Thanks for the useful info. I’m looking at a “password cracking” tool, here is the beginning of the kernel:
MOV R1, c[0x0][0x20] // LOAD ARG
MOV R2, c[0x0][0x190] // LOAD ARG
MOV R3, c[0x0][0x194] // LOAD ARG
LDG.E R2, [R2] // LOAD from ptr R2
ISETP.NE.AND P0, PT, R2, RZ, PT // if R2 != 0:
@P0 EXIT // then EXIT
MOV R30, c[0x0][0x174] // LOAD ARG
MOV R40, c[0x0][0x170] // LOAD ARG
MOV32I R6, 0x1 // R6 = 1
MOV R7, c[0x0][0x164] // LOAD ARG
SHF.L.W R2, R40, 0x1, R30 // ROTATE LEFT 1
LOP.XOR R6, R6, c[0x0][0x160] // XOR
SHF.L.W R0, R30, 0x1, R40 // ROTATE LEFT 1
LOP3.LUT R5, R7, RZ, R2, 0x96 // XOR 3
LOP3.LUT R12, R6, RZ, R0, 0x96 // XOR 3
SHF.L.W R11, R12, 0xc, R5 // ROTATE LEFT 12
SHF.L.W R12, R5, 0xc, R12 // ROTATE LEFT 12
MOV R17, c[0x0][0x17c] // FROM ARG
LOP3.LUT R18, R6, c[0x0][0x168], R0, 0x96 // XOR 3
LOP3.LUT R3, R7, c[0x0][0x16c], R2, 0x96 // XOR 3
LOP.XOR R0, R0, R6 // XOR1
LOP.XOR R61, R2, c[0x0][0x164] // XOR1
XMAD R10, R9, c[0x0][0x8], RZ // R10 = blockDim.x * R9
XMAD.MRG R15, R9, c[0x0][0x8].H1, RZ // R15 = (R9 * 64 + 0) + 64 << 16
MOV R8, c[0x0][0x178] // LOAD ARG
…(other computation)
(3) I got lost in the last 3 lines, I’m not sure where is $R9 coming from.

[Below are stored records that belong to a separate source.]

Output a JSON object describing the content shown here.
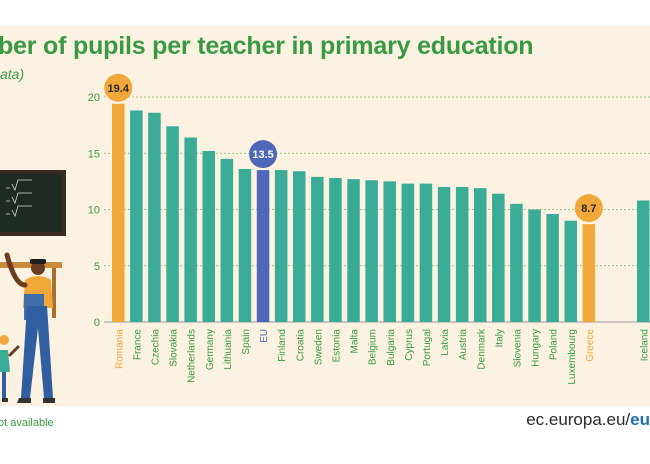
{
  "title": "ber of pupils per teacher in primary education",
  "subtitle": "ata)",
  "footer": {
    "note": "ot available",
    "source_prefix": "ec.europa.eu/",
    "source_bold": "eu"
  },
  "colors": {
    "bar": "#3aab96",
    "highlight": "#f2a73b",
    "eu": "#4f67b8",
    "title": "#3a9a43",
    "background": "#fbf2e1"
  },
  "chart_data": {
    "type": "bar",
    "ylim": [
      0,
      20
    ],
    "yticks": [
      0,
      5,
      10,
      15,
      20
    ],
    "grid": true,
    "categories": [
      "Romania",
      "France",
      "Czechia",
      "Slovakia",
      "Netherlands",
      "Germany",
      "Lithuania",
      "Spain",
      "EU",
      "Finland",
      "Croatia",
      "Sweden",
      "Estonia",
      "Malta",
      "Belgium",
      "Bulgaria",
      "Cyprus",
      "Portugal",
      "Latvia",
      "Austria",
      "Denmark",
      "Italy",
      "Slovenia",
      "Hungary",
      "Poland",
      "Luxembourg",
      "Greece",
      "Iceland"
    ],
    "values": [
      19.4,
      18.8,
      18.6,
      17.4,
      16.4,
      15.2,
      14.5,
      13.6,
      13.5,
      13.5,
      13.4,
      12.9,
      12.8,
      12.7,
      12.6,
      12.5,
      12.3,
      12.3,
      12.0,
      12.0,
      11.9,
      11.4,
      10.5,
      10.0,
      9.6,
      9.0,
      8.7,
      10.8
    ],
    "highlight": [
      "Romania",
      "Greece"
    ],
    "eu": "EU",
    "data_labels": [
      {
        "category": "Romania",
        "text": "19.4"
      },
      {
        "category": "EU",
        "text": "13.5"
      },
      {
        "category": "Greece",
        "text": "8.7"
      }
    ]
  }
}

(4) I didn’t dump SASS code with cuobjdump since the tool using JIT compiler (apparently the tool owner also wanted to protect it, even nvprof couldn’t run the app). I had to use cuda-gdb to get these SASS code. is it a good way to extract sass? or it can cause missing some line of code.